Car c’est à quoi se réduit son prétendu manque de métier[3]. Les quelques élisions qu’on rencontre dans son œuvre (sans voir s’elle était blonde), les suppressions de pronoms (vais m’en aller, fut quelqu’un ou quelque chose), même les accrocs à la règle de l’alternance des rimes ne peuvent décemment lui être imputés pour des négligences et sont parfaitement prémédités. Corbière rompait là, délibérément, avec la prosodie romantique pour en adopter une autre, plus proche de sa nature, plus répondante à ses secrets instincts, et qui était la prosodie même des chansons populaires. Il est tout imprégné de cette poésie primitive, rondes, berceuses et complaintes, qui, à chaque instant, comme une bulle légère, remonte à la surface de son inspiration. Et cela encore, en 1873, était une nouveauté. Et c’en était peut-être une autre, malgré la Bonne Chanson, que l’étrangeté et le trouble de l’émotion sensuelle, traduits en des rythmes d’une si extraordinaire fluidité :

Il fait noir, enfant, voleur d’étincelles !
Il n’est plus de nuits ; il n’est plus de jours.
Dors, en attendant venir toutes celles
Qui disaient : jamais ! qui disaient : toujours !…

Buona vespre ! Dors. Ton bout de cierge,
On l’a posé là, puis on est parti.
Tu n’auras pas peur seul, pauvre petit ?
C’est le chandelier de ton lit d’auberge…

Poésie de clair-obscur, chuchotée plus que chantée, si musicale cependant, pleine de lointaines résonnances, de prolongements mystérieux, expression d’un état d’âme inconnu de la génération parnasienne et qui allait devenir celui de la génération de 1884. Elle ne durait pas ; ce n’était qu’une rose dans les ténèbres, comme dit quelque part un personnage de Mœterlinck. Oui sans doute, et le démon du poète, son besoin morbide d’effarer le bourgeois, peut-être tout simplement sa peur du ridicule, étouffaient presque tout de suite ces adorables préludes de viole. Un vertige l’emportait. Il redevenait la proie des mots.

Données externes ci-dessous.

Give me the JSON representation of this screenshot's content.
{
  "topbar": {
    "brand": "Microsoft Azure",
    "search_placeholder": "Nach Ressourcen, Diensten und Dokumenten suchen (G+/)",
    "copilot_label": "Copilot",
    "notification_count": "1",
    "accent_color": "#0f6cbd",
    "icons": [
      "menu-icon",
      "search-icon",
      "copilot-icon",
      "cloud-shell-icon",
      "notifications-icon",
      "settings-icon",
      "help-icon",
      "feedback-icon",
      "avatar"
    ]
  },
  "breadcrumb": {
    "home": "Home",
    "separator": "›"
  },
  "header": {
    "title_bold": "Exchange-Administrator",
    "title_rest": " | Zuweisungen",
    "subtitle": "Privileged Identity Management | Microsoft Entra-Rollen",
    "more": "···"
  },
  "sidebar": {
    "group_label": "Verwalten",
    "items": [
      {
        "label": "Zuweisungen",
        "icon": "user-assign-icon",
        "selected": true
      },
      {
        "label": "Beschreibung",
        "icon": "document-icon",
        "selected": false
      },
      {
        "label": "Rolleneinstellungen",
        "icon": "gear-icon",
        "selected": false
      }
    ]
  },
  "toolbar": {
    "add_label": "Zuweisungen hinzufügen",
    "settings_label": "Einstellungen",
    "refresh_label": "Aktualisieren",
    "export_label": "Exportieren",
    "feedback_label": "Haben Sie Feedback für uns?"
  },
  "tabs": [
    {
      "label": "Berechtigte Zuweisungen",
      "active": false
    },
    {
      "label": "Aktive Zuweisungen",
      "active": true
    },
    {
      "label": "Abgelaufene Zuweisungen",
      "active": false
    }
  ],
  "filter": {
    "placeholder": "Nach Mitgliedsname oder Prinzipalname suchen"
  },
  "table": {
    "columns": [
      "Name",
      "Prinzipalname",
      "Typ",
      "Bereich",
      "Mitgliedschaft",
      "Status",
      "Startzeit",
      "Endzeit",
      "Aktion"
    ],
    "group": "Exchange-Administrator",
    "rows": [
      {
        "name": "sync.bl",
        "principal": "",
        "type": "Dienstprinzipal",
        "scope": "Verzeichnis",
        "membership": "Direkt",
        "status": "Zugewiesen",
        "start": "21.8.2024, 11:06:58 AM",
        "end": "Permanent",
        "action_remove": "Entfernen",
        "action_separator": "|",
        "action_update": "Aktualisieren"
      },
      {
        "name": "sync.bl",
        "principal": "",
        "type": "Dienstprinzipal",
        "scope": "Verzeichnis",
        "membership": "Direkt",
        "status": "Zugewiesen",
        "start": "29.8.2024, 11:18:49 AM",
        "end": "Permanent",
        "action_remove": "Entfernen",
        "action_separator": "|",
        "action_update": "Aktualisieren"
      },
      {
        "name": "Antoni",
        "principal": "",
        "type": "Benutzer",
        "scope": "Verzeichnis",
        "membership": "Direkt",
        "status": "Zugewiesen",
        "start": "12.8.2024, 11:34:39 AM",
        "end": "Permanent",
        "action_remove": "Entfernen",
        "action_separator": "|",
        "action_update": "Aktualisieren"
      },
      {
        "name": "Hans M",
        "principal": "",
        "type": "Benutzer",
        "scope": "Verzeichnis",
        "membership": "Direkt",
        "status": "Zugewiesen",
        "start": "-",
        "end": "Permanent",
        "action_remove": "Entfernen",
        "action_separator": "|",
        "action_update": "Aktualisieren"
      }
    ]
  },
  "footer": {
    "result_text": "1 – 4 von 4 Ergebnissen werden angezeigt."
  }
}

Et il assistait, témoin impuissant, mais lucide, aux convulsions de son misérable génie :

Va donc, balancier soûl affolé dans ma tête…
Je parle sous moi…

L’effroyable aveu, quand on y songe ! Et n’avons-nous pas prononcé un peu vite tout à l’heure ? N’y a-t-il en effet que dandysme et affectation dans le « cas » de Tristan Corbière ? Vraiment on hésite et l’on a le droit d’hésiter, quand on connaît l’homme, déséquilibré de génie, incapable d’accorder les contradictions de sa nature, mais non de les analyser et celui de nos poètes qui, après Baudelaire, a porté peut-être sur lui-même le coup d’œil le plus aigu.

III

Il était né, le 18 juillet 1845, dans la banlieue de Morlaix, à Coatcongar [4], domaine noble tombé en roture, et dont il ne reste que d’admirables futaies et un beau puits de la Renaissance aux colonnes doriques recoupées. Ses parents appartenaient à la meilleure bourgeoisie morlaisienne. Tour à tour corsaire, journaliste, combattant de juillet, romancier et négociant, Edouard Corbière — Corbière l’ancien, comme l’appelle M. Martineau [5] — avait épousé en 1844, à près de cinquante ans, une jeune fille de dix-huit ans, Marie-Angélique-Aspasie-Puyo. On a vu des mariages plus disproportionnés et dont les fruits n’avaient rien d’amer. C’est à cette disproportion d’âges cependant que Tristan Corbière attribuait sa disgrâce physique et les terribles crises de rhumatisme articulaire qui le déformèrent dès l’âge de seize ans. Il avait été jusque-là un enfant très normal et même presque joli — autant qu’on en peut juger du moins par une photographie de l’époque qui le représente en costume de lycéen : la maladie en fit une pauvre caricature d’homme, l’espèce d’Ankou, de spectre ambulant dont se moquaient les Roscovites et qui, par bravade, put bien se draper dans sa déchéance, mais non la pardonner complètement à ses auteurs réels ou supposés. Tout le caractère et l’œuvre elle-même de Corbière, où tant d’ironie tapageuse est mêlée à tant d’amertume secrète, s’expliquent par une rancune de paria : Aux premières atteintes du mal, sa mère l’avait conduit dans le Midi. Mais la lumière effarouchait ce maigre oiseau des brumes, et la Bretagne, d’ailleurs, n’a-t-elle pas, aux portes mêmes de Morlaix, l’équivalent des stations méridionales les plus tempérées ? Sur les conseils d’un médecin de la famille, Roscoff fut substitué à Cannes, et Tristan n’en bougea plus jusqu’en 1868. Il prenait ses repas chez un restaurateur de la localité, M. Le Gad, qui vit encore et qui lui a gardé le plus indulgent souvenir ; des artistes, Hamon, Michel Bouquet, Besnard, Charles Jacque, Louis Noir, fréquentaient en été la pension Le Gad. Tristan les amusa par son humeur fantasque et un talent de caricaturiste qui, à s’en référer aux quelques spécimens dont nous avons pu prendre connaissance, notamment au portrait d’un capitaine blohalc’h (morbihannais), peint sur panneau et conservé chez M. Le Gad, n’était pas sans analogie avec la manière large de Daumier [6].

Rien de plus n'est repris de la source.